U.S. Customs and Border Protection (CBP), Immigration and Customs Enforcement (ICE), and other parts of the Department of Homeland Security (DHS) have bought access to and used large volumes of people’s cell phone location information extracted from smartphone apps.

The files, which the American Civil Liberties Union (ACLU) and the New York Civil Liberties Union (NYCLU) obtained through an ongoing Freedom of Information Act (FOIA) lawsuit, detail the millions of taxpayer dollars DHS used to buy access to cell phone location information, which was aggregated and sold by two data brokers, Venntel and Babel Street.

In scattered emails, some DHS employees raised concerns, with internal briefing documents even acknowledging that “[l]egal, policy and privacy reviews have not always kept pace with the new and evolving technologies.” Several email threads highlight internal confusion in the agency’s privacy office and potential oversight gaps in the use of this data — to the point where all projects involving Venntel data were temporarily halted because of unanswered privacy and legal questions.

Among the records released to the ACLU by CBP were seven spreadsheets containing a small subset of the raw location data purchased by the agency from Venntel.

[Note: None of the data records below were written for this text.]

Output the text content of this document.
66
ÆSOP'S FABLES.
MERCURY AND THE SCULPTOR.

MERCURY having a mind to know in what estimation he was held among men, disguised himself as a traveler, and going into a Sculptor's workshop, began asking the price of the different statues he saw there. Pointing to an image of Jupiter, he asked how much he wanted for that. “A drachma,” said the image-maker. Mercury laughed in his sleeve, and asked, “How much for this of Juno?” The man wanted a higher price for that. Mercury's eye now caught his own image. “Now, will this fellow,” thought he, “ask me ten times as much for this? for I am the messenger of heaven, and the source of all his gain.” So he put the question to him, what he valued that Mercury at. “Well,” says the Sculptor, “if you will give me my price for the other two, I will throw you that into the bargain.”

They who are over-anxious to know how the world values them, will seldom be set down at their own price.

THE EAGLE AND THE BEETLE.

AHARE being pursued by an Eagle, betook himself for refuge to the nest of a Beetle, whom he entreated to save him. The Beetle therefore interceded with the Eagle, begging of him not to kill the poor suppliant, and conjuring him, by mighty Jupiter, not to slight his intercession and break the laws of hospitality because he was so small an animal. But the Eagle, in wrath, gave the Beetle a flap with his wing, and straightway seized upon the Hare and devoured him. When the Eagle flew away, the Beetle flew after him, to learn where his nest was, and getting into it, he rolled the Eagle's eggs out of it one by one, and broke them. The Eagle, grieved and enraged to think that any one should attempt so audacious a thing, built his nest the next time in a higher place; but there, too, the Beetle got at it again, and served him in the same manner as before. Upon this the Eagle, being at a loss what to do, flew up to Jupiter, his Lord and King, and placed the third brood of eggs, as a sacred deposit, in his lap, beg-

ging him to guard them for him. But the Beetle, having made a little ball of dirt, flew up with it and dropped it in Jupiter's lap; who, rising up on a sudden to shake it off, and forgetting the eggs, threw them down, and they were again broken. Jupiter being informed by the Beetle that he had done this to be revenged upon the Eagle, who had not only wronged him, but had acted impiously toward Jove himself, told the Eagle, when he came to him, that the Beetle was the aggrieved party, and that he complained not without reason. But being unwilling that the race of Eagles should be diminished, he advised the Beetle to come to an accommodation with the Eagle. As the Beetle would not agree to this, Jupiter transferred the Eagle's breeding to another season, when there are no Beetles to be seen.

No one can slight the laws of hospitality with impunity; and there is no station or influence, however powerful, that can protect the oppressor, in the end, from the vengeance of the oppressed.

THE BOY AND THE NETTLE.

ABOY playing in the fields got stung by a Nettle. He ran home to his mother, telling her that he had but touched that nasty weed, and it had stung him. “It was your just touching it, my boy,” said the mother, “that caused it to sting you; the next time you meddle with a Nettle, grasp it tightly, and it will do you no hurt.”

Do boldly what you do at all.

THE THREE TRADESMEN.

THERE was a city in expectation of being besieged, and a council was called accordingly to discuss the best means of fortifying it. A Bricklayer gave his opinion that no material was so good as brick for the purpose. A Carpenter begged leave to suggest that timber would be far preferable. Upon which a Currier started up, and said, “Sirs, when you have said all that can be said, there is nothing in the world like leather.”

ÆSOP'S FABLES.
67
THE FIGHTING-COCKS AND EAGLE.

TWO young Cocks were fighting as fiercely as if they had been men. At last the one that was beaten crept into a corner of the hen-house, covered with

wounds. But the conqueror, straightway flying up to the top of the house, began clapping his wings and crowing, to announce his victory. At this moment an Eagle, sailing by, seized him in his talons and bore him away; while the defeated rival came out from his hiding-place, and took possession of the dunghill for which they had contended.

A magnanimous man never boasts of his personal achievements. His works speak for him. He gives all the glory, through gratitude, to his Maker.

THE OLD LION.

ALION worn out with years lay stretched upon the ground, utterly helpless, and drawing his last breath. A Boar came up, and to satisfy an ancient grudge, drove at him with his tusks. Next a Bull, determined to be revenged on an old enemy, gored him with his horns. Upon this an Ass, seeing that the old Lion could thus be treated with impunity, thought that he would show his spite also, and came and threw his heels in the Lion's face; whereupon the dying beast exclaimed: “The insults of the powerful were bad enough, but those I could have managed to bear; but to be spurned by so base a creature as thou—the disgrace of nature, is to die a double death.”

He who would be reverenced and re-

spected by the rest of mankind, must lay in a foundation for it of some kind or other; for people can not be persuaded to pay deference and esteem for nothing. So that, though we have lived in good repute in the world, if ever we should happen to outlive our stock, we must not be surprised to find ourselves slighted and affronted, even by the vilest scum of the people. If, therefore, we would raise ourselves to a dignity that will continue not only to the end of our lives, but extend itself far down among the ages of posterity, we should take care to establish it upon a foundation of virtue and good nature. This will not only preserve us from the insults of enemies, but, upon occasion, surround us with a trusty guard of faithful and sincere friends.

For one three-day span in 2018, the records contain around 113,654 location points — more than 26 location points per minute.

“The Supreme Court has made clear that because our cell phone location history reveals so many ‘privacies of life,’ it is deserving of full Fourth Amendment protection,” said Nathan Freed Wessler, Deputy Director of ACLU’s Speech, Privacy and Technology Project. “Yet, here we see data brokers and government agencies tying themselves in knots trying to explain how people can lack an expectation of privacy in such obviously personal and sensitive location information. With the potential for abuse so high, Congress must step in to definitively end this practice.”